Sutiyoso Ajak Warga Meruya Menolak Eksekusi PT Portanigra
Rabu, 09 Mei 2007 | 06:56 WIB
TEMPO Interaktif, Jakarta:Gubernur DKI Jakarta Sutiyoso menyerukan kepada warga Kelurahan Meruya Selatan, Kembangan, Jakarta Barat, agar jangan mau tanahnya dieksekusi PT Portanigra.
"Kalian harus berani menolak jika akan dieksekusi, meskipun dibayar hingga satu miliar. Kita harus kompak," ujar Sutiyoso dalam pertemuan dengan warga Meruya Selatan di Atrium Universitas Mercu Buana, Jakarta Barat, tadi malam.
Pertemuan tersebut dihadiri oleh lebih dari dua ribu warga.

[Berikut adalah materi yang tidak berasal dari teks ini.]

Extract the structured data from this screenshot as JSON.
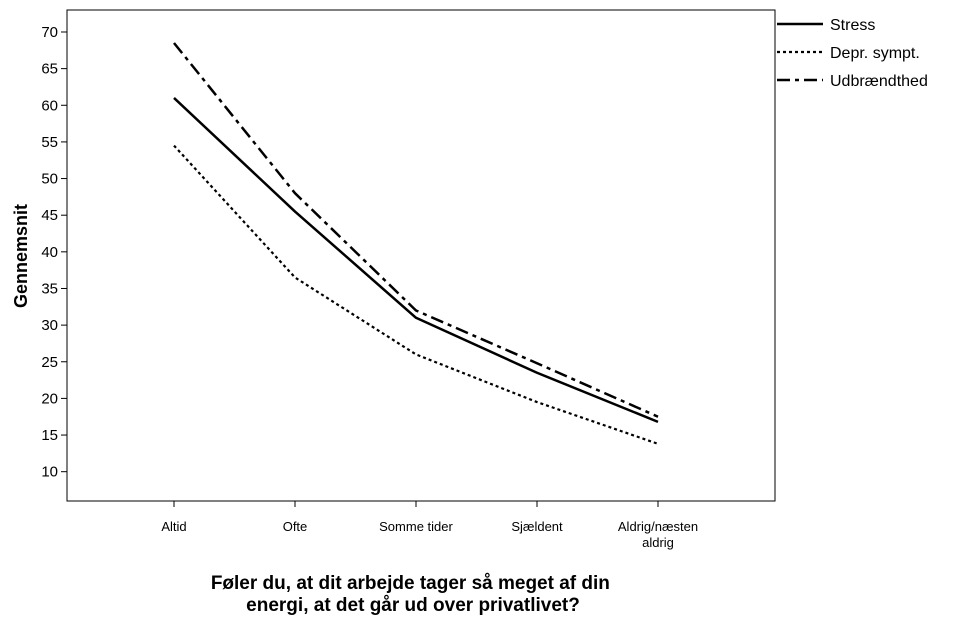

Sebelumnya Sutiyoso juga mengatakan bahwa i, sebagai pemimpin tertinggi di Jakarta akan melakukan penangguhan eksekusi yang sudah diputuskan Mahkamah Agung.
"Saya sudah dihubungi kapolda agar jangan pernah takut untuk melakukan penangguhan," ujarnya yang disambut dengan tepuk tangan warga.
Sutiyoso mengaku tidak tahu banyak tentang PT Portanigra.
"Bahkan tanah kavling DKI Jakarta yang termasuk dalam areal eksekusi tidak pernah berhubungan dengan PT Portanigra," ujarnya.
Kasus ini mencuat setelah PT Portanigra dikabulkan permohonannya atas eksekusi 44 hektare oleh Mahkamah Agung. Namun, rencana eksekusi ditentang warga karena merasa tidak pernah menjual dan mereka masih mengantongi sertifikat hak milik tanahnya.